Is there anything different about the next 300 beds, in terms of how they'll be configured or how much they'll cost relative to what you have been spending? And maybe just an update on that.
Joey A. Jacobs
It's going to be very similar to what we've done in the past, Darren. If we build 300 beds, I would say CapEx probably around $30 million for that expansion.
So might be a little bit higher, might be a little bit lower, but it's about $100,000 a bed. So it looks very similar to what we've done this year and last year.
Darren P. Lehrich - Deutsche Bank AG, Research Division
Okay, that's great. And then just last question.
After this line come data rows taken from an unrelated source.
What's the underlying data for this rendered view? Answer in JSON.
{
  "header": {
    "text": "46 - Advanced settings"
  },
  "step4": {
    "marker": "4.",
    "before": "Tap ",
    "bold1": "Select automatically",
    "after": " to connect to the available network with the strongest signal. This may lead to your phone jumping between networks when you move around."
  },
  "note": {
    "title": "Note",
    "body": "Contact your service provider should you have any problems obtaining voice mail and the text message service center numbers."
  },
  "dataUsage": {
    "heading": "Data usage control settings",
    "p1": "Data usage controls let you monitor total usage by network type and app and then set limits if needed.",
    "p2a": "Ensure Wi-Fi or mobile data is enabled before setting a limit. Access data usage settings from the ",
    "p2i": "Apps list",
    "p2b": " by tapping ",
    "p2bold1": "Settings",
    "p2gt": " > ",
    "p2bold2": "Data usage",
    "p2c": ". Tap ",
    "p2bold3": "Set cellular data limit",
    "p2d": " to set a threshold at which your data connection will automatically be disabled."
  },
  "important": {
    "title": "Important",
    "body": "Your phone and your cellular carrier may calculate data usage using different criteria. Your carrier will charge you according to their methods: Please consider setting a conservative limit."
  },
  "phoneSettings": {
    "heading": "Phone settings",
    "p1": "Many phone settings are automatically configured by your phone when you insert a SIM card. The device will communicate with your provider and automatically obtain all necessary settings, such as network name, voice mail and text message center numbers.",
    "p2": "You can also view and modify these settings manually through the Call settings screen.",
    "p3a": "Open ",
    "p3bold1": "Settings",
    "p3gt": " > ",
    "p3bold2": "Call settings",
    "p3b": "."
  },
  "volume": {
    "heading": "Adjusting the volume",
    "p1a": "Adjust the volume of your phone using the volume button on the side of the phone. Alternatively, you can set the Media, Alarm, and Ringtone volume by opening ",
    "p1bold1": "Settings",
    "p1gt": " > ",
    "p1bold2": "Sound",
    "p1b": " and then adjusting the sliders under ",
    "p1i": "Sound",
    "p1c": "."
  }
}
Could you just give us the facility and bed count in your same-store grouping?
David M. Duckworth
Yes, we have facilities in our same facility group with almost 2,600 beds in that group.
Operator
And that will conclude the Q&A session for today. I'd like to turn the call back over to Mr.
Jacobs for any additional or closing remarks.
Joey A. Jacobs
Thank you very much. I just want to thank all of our facilities and the team out there on the ground that does the work, that takes care of our patients and our families, and the clinicians that practice in our facilities.
I want to thank them. Thank you all for our great 2013, for the first 9 months.
We've got 3 more months to go to close out this year. So thanks for all what you're doing to finish strong here.
And I'll be going down soon to visit our facility in Tampa. So I look forward to getting out and visiting that facility.
So once again, thanks for your interest in Acadia. If you have any questions -- additional questions, please do not hesitate to contact us directly.
Hope everyone has a great day and thanks and goodbye.
Operator
And that will conclude today's conference. We thank you for your participation.